Conservative Treatment Of A Circumscribed Perforation Of A Stomach Ulcer Into The Bursa Omentum Cavity
V Gavrilov, K Chuenkov
circumscribed perforation, conservative treatment, medicine, omentum bursa, stomach ulcer
V Gavrilov, K Chuenkov. Conservative Treatment Of A Circumscribed Perforation Of A Stomach Ulcer Into The Bursa Omentum Cavity. The Internet Journal of Gastroenterology. 1999 Volume 1 Number 1.
A case of intrabdominal abscess resulting from a ulcer perforation is reported. Conservative treatment was successful.
A 49 years old patient came to a doctor on the 5-th day of intensive pain in epigastrium. An endoscopy detected an ulcer on the small curvature of the upper third of the stomach. It was 3 cm in diameter, with undermined edges, and the deep bottom covered with fibrinous layers. Hyperemia, edema and infiltration in the area of the small curvature were also detected. There was not any cytological evidence of malignancy. The patient was hospitalized.
Anti-ulcerous treatment was started. The peripheral blood test revealed a strong decrease of the hemoglobin value to 6.7 g/dl and blood erythrocytes 2.4 x 1012/l. The pancreas ultrasonography did not reveal any pathology. On day 7, the stomach X-ray detected an accumulation of the contrast substance in the region of the small curvature. The fluid collection reached into the bursa omentum with a narrow sinuous course ending into a “cul-de-sac” measuring 9 x 3 x 3 cm in size. A horizontal level of a liquid could be detected (see Photo 1).

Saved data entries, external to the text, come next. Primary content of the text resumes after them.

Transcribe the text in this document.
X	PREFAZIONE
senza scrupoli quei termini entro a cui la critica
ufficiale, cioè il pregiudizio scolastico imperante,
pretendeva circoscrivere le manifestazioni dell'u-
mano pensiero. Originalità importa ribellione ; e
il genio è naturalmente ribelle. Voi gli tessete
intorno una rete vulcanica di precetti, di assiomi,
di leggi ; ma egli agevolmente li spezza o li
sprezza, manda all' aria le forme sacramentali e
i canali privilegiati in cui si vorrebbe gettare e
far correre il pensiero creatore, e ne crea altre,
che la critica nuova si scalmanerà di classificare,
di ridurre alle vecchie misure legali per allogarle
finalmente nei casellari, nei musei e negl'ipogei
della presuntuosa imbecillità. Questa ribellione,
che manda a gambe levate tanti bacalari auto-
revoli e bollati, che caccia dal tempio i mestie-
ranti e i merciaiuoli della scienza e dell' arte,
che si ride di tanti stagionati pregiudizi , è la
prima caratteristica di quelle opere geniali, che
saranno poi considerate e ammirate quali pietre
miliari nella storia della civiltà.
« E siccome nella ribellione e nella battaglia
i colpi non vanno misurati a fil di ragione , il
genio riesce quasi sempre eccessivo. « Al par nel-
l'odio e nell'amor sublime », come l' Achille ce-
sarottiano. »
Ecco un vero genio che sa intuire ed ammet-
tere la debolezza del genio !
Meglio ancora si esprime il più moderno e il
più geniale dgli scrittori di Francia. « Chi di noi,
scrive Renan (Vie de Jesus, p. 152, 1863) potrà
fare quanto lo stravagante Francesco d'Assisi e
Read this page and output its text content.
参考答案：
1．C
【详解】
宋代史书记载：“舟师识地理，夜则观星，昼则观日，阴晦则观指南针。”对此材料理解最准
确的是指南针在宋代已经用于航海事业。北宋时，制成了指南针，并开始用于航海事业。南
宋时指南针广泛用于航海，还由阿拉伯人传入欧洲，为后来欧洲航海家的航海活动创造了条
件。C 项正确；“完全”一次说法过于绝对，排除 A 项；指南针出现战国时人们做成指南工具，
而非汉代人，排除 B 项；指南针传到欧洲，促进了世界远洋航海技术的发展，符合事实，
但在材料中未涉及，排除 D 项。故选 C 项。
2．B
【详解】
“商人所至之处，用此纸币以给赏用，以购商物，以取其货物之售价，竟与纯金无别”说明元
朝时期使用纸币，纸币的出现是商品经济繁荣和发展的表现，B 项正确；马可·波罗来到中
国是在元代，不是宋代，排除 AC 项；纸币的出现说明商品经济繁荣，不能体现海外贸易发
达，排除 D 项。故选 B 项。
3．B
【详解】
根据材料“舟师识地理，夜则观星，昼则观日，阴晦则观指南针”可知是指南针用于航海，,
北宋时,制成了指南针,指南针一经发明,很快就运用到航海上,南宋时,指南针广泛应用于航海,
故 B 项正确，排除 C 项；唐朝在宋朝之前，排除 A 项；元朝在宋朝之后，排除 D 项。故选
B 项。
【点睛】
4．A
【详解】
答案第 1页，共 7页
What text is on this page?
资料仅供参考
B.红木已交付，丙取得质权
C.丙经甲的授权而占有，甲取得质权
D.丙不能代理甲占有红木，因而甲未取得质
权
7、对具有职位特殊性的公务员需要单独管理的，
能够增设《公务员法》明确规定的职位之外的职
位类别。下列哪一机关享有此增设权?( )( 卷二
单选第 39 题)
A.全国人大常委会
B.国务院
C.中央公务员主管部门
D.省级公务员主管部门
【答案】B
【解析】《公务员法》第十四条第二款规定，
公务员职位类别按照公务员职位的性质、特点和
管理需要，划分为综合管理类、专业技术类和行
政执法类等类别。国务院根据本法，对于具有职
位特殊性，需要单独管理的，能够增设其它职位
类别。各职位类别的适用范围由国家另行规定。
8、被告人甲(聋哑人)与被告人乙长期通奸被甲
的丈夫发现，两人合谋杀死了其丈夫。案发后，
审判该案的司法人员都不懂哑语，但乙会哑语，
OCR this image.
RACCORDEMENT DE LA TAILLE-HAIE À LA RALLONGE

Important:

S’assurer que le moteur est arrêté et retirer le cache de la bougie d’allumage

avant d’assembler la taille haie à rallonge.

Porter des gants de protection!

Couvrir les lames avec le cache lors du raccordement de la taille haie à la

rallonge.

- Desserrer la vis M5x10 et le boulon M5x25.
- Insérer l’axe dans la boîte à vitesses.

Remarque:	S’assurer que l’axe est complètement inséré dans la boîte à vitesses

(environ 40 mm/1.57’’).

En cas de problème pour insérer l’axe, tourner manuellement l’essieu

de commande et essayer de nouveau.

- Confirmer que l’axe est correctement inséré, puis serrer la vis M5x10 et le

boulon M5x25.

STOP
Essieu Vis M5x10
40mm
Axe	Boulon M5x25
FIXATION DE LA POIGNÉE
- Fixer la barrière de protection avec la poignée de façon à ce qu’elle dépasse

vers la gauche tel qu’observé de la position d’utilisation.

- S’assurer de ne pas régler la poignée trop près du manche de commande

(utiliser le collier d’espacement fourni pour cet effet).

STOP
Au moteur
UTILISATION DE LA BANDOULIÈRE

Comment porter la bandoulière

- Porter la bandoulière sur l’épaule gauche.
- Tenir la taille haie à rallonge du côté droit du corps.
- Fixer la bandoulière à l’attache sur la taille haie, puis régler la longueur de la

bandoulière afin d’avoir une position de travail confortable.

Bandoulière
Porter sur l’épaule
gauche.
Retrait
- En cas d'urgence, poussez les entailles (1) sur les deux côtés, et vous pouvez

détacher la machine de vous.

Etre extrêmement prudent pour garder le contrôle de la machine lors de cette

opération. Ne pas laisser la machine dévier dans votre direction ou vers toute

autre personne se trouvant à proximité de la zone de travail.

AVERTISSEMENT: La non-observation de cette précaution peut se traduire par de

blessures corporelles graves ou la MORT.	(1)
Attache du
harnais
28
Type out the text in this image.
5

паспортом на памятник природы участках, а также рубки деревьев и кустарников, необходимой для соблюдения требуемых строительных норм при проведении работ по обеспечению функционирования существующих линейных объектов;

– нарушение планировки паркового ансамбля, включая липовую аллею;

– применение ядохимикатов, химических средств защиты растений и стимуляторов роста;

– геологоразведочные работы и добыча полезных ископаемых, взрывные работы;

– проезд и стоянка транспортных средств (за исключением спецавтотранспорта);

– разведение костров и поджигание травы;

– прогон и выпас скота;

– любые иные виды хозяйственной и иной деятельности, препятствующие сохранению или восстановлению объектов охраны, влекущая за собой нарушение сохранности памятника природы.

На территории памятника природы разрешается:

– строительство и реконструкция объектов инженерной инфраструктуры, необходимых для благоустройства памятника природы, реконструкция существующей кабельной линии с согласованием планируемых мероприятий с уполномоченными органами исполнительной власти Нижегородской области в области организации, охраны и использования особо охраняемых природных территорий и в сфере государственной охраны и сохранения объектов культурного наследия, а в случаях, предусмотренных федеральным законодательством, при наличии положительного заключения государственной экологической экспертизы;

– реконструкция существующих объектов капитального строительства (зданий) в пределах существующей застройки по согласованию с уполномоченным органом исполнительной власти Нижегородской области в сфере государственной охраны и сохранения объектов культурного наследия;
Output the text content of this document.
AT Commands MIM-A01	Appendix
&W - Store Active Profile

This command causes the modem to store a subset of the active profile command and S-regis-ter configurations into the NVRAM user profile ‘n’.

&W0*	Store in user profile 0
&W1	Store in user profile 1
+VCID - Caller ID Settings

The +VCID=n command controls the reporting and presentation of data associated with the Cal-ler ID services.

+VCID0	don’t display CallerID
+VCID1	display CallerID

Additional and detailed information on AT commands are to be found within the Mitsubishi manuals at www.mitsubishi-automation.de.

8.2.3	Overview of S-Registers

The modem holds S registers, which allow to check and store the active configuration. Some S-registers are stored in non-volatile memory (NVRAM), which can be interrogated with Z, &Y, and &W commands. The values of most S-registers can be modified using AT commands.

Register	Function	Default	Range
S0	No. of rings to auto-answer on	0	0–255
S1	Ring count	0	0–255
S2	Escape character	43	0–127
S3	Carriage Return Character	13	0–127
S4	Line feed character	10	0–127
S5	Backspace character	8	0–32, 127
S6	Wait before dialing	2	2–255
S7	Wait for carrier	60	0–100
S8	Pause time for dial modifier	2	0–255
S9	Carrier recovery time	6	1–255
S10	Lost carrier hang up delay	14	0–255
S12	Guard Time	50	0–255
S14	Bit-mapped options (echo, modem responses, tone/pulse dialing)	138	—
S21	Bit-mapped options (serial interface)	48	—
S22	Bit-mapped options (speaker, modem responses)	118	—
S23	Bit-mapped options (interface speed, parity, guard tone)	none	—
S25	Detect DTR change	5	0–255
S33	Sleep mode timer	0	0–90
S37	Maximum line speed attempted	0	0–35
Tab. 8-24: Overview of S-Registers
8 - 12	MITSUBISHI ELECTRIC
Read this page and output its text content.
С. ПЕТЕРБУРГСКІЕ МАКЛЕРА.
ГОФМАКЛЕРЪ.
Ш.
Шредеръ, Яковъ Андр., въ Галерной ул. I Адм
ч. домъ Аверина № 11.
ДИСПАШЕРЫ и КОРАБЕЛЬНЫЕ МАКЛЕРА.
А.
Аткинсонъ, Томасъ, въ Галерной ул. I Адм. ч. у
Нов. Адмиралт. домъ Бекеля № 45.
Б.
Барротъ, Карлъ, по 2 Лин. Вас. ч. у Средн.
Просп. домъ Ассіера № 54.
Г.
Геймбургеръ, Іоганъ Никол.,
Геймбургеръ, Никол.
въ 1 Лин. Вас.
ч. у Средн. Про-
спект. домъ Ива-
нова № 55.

On day 9, a second endoscopy revealed a fistulous hole with a large amount of pus entering the bottom of the ulcer. The ulcer was cleared from fibrin. The attempt to drain the purulent cavity via a nasogastric tube was not successful. The catheter could not be held long enough in the correct area. The results of the examination described above gave grounds to assume that the abscess was due to ulcer perforation. The absence of sepsis and peritonitis, and the decrease of pain, led us to the decision to continue conservative treatment.
After 20 days of the treatment a scar developed in the area of the former ulcer and the infiltration decreased. The fistulography showed that the abscess cavity had decreased three times in size.
The patient was discharged and seen as an outpatient. After two months, a control endoscopy showed that the ulcer had closed completely. The stomach roentgenoscopy did not reveal any contrast accumulation. Ultrasonography did not detect any traces of liquid accumulation where the abscess had previously developed and did not detect any other pathology. The patient recovered.
We have not found any description of similar clinical observations in the literature. It is our opinion that conservative treatment of complications of a peptic stomach ulcer is possible and can be effective if a patient has no peritonitis symptoms.